İncelenmesi gerekiyor
Patlamaların bir iki kişinin hatasından kaynaklanmadığını belirten Yüksel, “İhmallerin yaşanmaması için işletmeler ve işverenlere sorumluluk düşmektedir. Ortada bir ihmal var. ‘Bu ihmali kim, ne zaman ve nasıl yaptı’ diyebilmek için olayın iyi bir ekip tarafından incelemesi gerekiyor. İnceleme içinde ocak planı ve havalandırma planı gerekiyor. Yine gaz izleme istasyonun sonuçlarının ve seyyar gaz ölçüm cihazlarının verileri ortaya çıkarılmalı. Ocaktaki tertip planı, yani kimin nerede görev yaptığı, bilgilerinin ortaya konulması gerekiyor” ifadelerini kullandı.
Neoliberal politikaların sonucu
AKP’li Erdoğan’ın patlamadan sonra “kader” açıklaması yapmasına değinen Yüksel, “Dünyada patlamalar nasıl engelleniyorsa, Türkiye’de de çok rahatlıkla engellenebilir. Bilimsel ve teknolojik çalışmalar, iş güvenliği kuralları yerli yerinde olsaydı patlamalar gerçekleşmezdi. Türkiye’de, ne yazık ki çalışma koşulları, çalışma ilişkileri adil değildir. Türkiye’de uygulanan neoliberal politikalar sonucu bu denge emek ekseninden uzaklaşmıştır. İşçilerin, sendikal örgütlenmeleri üzerinden duruma müdahale etme şansı kalmamıştır. Böyle bir dengenin olmadığı yerde sadece teknik yönlendirmelerle, çözülme şansı yok. Çalışma barışının işçi, devlet ve sermaye arasında dengeye gelmesi gerekmektedir. Devletin, işçiden yana olması ve daha koruyucu önlemler alması gerekiyor” diye belirtti.
Devlet önlem almıyor
Yüksel, devamla şunları söyledi: “Soma katliamından sonra yargılama süreci, tartışmalı bir hal aldı. Siyasi otorite bazı tedbirler almaya çalıştı. Suçların itirafı olarak, facia yaşandıktan sonra devlet kendi kusurunu itiraf etti.
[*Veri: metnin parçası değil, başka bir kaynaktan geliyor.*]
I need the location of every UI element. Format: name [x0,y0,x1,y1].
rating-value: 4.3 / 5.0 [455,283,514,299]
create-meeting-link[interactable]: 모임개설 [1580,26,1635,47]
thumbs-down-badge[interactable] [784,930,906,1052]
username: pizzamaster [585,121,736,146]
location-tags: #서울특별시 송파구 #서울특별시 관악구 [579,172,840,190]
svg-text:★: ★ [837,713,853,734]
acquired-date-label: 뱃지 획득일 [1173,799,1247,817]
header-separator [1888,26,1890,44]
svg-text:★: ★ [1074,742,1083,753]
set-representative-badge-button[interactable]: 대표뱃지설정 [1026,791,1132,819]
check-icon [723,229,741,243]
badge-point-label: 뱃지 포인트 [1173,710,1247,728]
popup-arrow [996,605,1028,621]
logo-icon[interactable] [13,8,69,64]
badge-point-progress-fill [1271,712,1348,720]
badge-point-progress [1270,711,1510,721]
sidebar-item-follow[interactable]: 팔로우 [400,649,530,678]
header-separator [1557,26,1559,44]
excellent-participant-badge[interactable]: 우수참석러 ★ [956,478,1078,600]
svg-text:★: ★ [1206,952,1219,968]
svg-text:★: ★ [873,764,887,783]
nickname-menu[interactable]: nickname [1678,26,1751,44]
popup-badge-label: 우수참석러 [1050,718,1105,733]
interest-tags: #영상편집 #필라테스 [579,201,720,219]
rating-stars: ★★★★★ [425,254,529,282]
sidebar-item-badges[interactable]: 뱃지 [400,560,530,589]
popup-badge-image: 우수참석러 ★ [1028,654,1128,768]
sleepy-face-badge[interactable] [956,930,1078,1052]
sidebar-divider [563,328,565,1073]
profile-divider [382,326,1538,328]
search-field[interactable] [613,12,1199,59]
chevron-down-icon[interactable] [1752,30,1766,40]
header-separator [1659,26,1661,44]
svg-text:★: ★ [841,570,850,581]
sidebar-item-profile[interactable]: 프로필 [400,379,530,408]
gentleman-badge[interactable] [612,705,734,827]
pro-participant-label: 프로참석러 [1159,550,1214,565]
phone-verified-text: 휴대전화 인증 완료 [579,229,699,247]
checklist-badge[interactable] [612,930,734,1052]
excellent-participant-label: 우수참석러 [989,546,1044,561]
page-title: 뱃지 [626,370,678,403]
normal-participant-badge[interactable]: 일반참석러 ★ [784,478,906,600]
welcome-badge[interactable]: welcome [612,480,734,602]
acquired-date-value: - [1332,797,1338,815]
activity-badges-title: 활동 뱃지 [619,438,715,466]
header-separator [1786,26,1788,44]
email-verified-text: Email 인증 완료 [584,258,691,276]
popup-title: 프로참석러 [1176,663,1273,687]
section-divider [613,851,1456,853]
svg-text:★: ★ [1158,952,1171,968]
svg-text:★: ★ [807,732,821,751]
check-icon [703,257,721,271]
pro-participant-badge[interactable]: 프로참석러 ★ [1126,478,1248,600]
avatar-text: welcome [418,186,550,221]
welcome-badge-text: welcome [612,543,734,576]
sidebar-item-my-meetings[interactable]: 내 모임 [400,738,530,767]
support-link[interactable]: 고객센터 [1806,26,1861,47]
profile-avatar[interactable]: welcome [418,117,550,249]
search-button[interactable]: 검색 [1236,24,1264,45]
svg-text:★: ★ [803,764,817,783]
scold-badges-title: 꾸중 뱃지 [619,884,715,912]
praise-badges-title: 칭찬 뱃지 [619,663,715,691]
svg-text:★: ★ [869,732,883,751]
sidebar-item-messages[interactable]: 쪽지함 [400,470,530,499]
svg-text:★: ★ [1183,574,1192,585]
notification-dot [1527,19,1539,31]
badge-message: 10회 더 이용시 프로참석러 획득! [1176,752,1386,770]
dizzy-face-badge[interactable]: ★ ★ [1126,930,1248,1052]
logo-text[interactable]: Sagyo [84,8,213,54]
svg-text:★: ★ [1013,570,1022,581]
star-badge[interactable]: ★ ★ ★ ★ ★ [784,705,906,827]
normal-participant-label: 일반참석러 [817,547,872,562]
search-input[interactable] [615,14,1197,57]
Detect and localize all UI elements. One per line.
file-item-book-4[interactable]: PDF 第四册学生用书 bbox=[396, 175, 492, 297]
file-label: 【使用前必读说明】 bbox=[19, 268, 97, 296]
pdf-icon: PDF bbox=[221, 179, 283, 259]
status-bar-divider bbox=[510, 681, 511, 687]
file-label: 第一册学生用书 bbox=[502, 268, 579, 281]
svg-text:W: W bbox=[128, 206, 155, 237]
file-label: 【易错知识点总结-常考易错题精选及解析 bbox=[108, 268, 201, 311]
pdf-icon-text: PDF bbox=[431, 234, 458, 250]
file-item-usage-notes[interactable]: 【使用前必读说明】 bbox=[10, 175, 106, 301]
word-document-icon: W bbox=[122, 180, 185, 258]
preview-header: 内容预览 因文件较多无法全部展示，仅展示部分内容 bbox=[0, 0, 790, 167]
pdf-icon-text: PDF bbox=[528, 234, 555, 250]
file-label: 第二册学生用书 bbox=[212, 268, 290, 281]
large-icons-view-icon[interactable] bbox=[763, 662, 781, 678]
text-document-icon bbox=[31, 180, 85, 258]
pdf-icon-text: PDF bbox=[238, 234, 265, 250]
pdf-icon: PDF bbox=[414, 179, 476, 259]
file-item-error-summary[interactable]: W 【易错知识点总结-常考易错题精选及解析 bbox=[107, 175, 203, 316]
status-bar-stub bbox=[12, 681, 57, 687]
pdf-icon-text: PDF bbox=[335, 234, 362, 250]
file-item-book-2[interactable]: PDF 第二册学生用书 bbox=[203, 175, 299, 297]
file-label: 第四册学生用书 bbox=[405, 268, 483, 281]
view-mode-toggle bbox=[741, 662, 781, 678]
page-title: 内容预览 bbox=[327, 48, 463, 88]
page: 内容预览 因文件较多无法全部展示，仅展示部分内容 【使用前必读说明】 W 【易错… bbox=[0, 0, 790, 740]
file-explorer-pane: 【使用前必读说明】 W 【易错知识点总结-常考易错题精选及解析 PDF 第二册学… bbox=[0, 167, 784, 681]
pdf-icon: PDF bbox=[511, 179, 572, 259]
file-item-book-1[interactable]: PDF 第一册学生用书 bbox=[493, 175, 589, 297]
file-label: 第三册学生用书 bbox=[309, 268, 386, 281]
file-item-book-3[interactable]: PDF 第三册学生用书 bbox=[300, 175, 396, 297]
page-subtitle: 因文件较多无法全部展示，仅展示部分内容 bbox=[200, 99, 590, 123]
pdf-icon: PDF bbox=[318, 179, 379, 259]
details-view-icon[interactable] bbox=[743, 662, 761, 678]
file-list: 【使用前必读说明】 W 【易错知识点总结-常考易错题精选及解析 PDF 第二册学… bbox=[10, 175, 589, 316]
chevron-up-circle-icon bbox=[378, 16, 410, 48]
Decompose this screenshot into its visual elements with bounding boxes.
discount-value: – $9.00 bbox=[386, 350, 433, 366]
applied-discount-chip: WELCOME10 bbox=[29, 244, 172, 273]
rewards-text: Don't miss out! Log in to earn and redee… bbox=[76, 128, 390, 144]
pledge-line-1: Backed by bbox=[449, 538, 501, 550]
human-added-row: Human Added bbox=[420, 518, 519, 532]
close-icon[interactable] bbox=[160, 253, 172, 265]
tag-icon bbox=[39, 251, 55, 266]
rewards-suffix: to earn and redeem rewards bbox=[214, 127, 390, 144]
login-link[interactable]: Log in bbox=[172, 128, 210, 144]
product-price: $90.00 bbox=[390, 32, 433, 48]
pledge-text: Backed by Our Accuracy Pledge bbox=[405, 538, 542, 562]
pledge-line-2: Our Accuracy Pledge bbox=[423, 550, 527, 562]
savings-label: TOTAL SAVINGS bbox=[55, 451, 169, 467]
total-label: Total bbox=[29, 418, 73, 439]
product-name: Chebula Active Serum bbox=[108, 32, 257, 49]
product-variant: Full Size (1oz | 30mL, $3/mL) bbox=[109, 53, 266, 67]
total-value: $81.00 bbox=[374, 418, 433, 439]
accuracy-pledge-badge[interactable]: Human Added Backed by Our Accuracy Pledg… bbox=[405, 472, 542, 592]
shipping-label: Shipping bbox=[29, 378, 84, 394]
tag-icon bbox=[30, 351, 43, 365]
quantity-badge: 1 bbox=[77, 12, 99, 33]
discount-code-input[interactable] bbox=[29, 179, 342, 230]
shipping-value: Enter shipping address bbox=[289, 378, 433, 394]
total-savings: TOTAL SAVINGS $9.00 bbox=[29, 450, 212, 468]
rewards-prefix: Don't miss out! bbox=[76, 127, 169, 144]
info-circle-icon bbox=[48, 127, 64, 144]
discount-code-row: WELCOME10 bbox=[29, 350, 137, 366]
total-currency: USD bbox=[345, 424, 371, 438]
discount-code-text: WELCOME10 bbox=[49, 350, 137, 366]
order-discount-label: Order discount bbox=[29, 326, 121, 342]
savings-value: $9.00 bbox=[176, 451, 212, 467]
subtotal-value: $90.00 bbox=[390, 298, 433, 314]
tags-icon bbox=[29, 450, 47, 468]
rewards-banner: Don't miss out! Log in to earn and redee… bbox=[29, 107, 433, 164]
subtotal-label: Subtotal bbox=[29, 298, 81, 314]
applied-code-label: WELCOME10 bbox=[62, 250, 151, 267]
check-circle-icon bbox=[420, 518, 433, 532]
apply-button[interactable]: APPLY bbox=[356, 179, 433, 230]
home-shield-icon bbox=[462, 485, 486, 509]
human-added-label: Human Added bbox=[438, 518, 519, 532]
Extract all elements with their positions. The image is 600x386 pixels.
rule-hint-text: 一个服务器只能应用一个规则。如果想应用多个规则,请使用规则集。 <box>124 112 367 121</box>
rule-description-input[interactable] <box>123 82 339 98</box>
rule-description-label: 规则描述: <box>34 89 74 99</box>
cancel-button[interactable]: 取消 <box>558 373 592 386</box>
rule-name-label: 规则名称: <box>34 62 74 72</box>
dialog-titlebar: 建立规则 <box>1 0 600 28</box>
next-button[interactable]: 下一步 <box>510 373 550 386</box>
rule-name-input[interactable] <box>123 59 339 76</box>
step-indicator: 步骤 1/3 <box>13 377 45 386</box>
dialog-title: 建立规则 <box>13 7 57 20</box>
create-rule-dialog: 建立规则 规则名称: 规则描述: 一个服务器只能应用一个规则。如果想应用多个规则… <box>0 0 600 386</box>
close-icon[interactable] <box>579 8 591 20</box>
Hukuk sistemi, cezasızlıkla örtülüyor. Soma milat olmadı. Ermenek yaşandı, Şirvan yaşandı, Şırnak yaşandı. Şimdi de Amasra. Türkiye’nin her yerinde yaşanıyor. Sadece madencilikte değil, pek çok alanda riskler ortada. Her yıl ortalama 2 bin üzerinde insan iş kazalarında hayatını kaybetmektedir. Her 5 yılda bir Soma’yı yaşıyoruz, farkında değiliz. Devlet önlem almıyor, ‘kader ya da fıtrat’ değil, eksikliklerin giderilmesi ve gerekli önlemlerin alınması gerekir.”